Danish lawmakers are ready to agree on a bill today that will set tougher capital standards for the country’s systemically important banks.
The agreement wasn’t “quite ready” late yesterday, and a final accord is expected today, Conservative Party spokesman for Denmark’s parliament business committee, Brian Mikkelsen, said in a text message.Benny Engelbrecht, business committee spokesman for the ruling Social Democrats, confirmed a deal has yet to be struck. The two rejected reports in local media that an agreement had already been reached yesterday.
The final bill, which would require a group of lenders led by Danske Bank (DANSKE) A/S to hold more capital than their smaller competitors, is based on a proposal put forward by a government-appointed committee in March. Once parliament’s business committee agrees on the wording of the legislation, the bill’s passage into law is a formality.

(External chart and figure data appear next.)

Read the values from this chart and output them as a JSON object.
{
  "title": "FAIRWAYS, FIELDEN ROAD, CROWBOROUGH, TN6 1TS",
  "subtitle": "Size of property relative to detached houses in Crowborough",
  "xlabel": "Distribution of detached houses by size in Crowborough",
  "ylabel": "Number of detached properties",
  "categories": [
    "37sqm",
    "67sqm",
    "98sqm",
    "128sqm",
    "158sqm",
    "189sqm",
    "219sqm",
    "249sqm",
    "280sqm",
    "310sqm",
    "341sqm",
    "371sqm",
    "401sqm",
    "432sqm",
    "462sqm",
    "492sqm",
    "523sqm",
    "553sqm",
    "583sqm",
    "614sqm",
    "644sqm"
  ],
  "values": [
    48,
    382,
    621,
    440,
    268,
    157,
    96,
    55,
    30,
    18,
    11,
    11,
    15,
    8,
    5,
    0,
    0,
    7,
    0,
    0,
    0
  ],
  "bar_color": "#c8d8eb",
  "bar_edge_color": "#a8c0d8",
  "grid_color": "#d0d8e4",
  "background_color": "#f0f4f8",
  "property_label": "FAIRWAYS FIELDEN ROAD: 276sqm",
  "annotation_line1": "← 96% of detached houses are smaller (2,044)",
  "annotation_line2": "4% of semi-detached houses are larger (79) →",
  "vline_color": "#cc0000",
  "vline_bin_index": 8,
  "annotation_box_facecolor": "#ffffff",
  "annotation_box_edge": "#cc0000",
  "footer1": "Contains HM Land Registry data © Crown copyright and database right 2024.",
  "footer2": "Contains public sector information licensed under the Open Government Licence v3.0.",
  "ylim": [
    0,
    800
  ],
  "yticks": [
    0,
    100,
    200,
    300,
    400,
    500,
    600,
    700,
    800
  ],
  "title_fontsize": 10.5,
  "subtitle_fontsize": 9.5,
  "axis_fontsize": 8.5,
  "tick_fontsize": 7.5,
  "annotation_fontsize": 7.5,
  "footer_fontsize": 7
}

An accord would mark the latest example of Scandinavian legislators moving faster on bank regulation than the rest of Europe as near record-low interest rates distort credit and housing markets in some of the world’s richest economies. In Sweden, the four biggest banks must hold at least 12 percent core Tier 1 capital of risk-weighted assets by 2015, a target Norway’s largest lenders must meet by 2016. The European Union has yet to enforce rules for systemically important banks.
Danish talks on too-big-to-fail banks had been hampered by lawmaker disagreement over trigger levels at which debt converts to equity and at which management loses its freedom to dish out dividends and bonuses.
A chief obstacle to reaching an accord has been disagreement over how far capital levels can fall before a Sifi is restricted from paying dividends and interest payments, its management is replaced or it is taken over by regulators. The Sifi committee’s proposed triggers are too high and would force banks to pay more for capital than foreign rivals, the industry has said.
A government-appointed committee in March recommended that Danske Bank, Nykredit Realkredit A/S, Jyske Bank A/S (JYSK), Sydbank A/S (SYDB), Nordea Bank AB (NDA)’s Danish unit and BRFkredit A/S be named Sifis. The country’s fifth-largest mortgage lender, DLR Kredit A/S, said in March it would seek to be considered a Sifi.
Like Sweden’s biggest banks, the largest Danish lenders have combined assets that are about four times the nation’s gross domestic product. Danske Bank alone has assets that are more than 180 percent of GDP. A government committee last month said Danske Bank’s expansion before the crisis, including its decision to move into Ireland in 2005, put the entire Danish economy at risk. The committee said regulators were too lax before the crisis and shouldn’t cave in to industry pressure now to ease requirements.